Cependant les décisions du tribunal administratif sont rendues en premier et dernier ressort dans un certain nombre de litiges considérés comme de plus faible importance (art. R. 811-1 et R. 222-13 du code de justice administrative). Ces décisions ne sont alors susceptibles que d'un pourvoi en cassation.

Ce sont les décisions portant[21] : 1º Sur les litiges relatifs aux déclarations de travaux exemptés de permis de construire ; 2º Sur les litiges relatifs à la situation individuelle des fonctionnaires ou agents de l'État et des autres personnes ou collectivités publiques, ainsi que des agents ou employés de la Banque de France, à l'exception de ceux concernant l'entrée au service, la discipline et la sortie du service, ou de ceux comportant des conclusions tendant au versement ou à la décharge de sommes d'un montant supérieur à 10 000 euros (art. R. 222-14 et R. 222-15 du CJA)  ; 3º Sur les litiges en matière de pensions, d'aide personnalisée au logement, de communication de documents administratifs, de service national, à l'exception de ceux comportant des conclusions tendant au versement ou à la décharge de sommes d'un montant supérieur à 10 000 euros (art. R. 222-14 et R. 222-15 du CJA) ; 4º Sur les litiges relatifs à la redevance audiovisuelle ; 5º Sur les recours relatifs aux taxes syndicales et aux impôts locaux autres que la taxe professionnelle ; 6º Sur la mise en œuvre de la responsabilité de l'État pour refus opposé à une demande de concours de la force publique pour exécuter une décision de justice ; 7º Sur les actions indemnitaires, lorsque le montant des indemnités demandées est inférieur à 10 000 euros (art. R. 222-14 et R. 222-15 du CJA) ; 8º Sur les requêtes contestant les décisions prises en matière fiscale sur des demandes de remise gracieuse ; 9º Sur les litiges relatifs aux bâtiments menaçant ruine ; 10° Sur les litiges relatifs aux permis de conduire.

De même, les décisions de référé rendues en application des articles L. 521-1 (référé suspension), L. 521-3 (référé conservatoire), L. 521-4 et L. 522-3 du code de justice administrative sont rendues en dernier ressort. Ces décisions ne sont également susceptibles que d'un pourvoi en cassation.

Les décisions des juridictions administratives spécialisées sont susceptibles d’appel si un texte le prévoit. Sinon, rendues en dernier ressort, elles ne peuvent faire l’objet que d'un pourvoi en cassation.

Dans les cas où les litiges sont de la compétence directe du Conseil d'État, les décisions de ce dernier sont rendues en premier et dernier ressort, et ne sont susceptibles ni d'appel, ni de cassation.

Délai et conditions d'appel

Le délai d'appel est ordinairement de deux mois à partir de la date de notification du jugement de première instance.
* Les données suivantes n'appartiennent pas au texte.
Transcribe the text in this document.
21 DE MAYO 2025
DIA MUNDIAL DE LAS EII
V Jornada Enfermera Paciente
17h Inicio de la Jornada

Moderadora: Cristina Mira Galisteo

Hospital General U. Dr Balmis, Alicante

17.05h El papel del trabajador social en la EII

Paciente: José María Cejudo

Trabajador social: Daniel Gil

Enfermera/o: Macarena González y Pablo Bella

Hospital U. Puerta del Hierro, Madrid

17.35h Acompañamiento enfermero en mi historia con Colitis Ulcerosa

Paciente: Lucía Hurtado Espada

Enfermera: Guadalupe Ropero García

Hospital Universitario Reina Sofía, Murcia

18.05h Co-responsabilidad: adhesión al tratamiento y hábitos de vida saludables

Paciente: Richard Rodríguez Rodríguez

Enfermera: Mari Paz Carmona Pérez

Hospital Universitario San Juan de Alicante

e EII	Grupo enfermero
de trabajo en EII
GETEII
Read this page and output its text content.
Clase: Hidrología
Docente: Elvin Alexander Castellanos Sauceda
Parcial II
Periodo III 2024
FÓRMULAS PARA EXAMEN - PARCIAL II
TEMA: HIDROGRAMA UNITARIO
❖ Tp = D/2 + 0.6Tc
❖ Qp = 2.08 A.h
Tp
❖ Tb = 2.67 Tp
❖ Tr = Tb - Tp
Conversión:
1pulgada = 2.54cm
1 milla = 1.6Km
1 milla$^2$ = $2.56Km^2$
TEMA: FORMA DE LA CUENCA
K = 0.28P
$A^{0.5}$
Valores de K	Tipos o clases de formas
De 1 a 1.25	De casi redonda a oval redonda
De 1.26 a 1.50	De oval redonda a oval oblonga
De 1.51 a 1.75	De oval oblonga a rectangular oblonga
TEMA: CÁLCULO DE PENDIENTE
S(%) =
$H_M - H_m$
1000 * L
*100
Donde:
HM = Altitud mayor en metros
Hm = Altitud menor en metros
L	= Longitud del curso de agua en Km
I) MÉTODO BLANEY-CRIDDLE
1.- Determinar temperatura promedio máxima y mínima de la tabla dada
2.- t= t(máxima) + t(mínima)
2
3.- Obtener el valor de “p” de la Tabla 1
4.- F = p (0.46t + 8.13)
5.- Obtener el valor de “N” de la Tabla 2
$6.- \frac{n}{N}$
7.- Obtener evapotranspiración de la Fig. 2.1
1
Il peut être plus court dans certains cas.

Les parties ne peuvent demander l’annulation ou la réformation du jugement que dans la mesure où les décisions prises (le dispositif du jugement) n’ont pas donné satisfaction à leurs conclusions de première instance.

La requête d’appel doit comporter la copie du jugement attaqué, les moyens dirigés contre lui, les conclusions du requérant. Le ministère d’un avocat est généralement obligatoire.

Les effets de l'appel

En matière civile

L'appel tend à faire réformer ou annuler par la cour d'appel un jugement rendu par une juridiction du premier degré.

  • L'effet dévolutif

L'appel remet la chose jugée en question devant la juridiction d'appel pour qu'il soit à nouveau statué en fait et en droit.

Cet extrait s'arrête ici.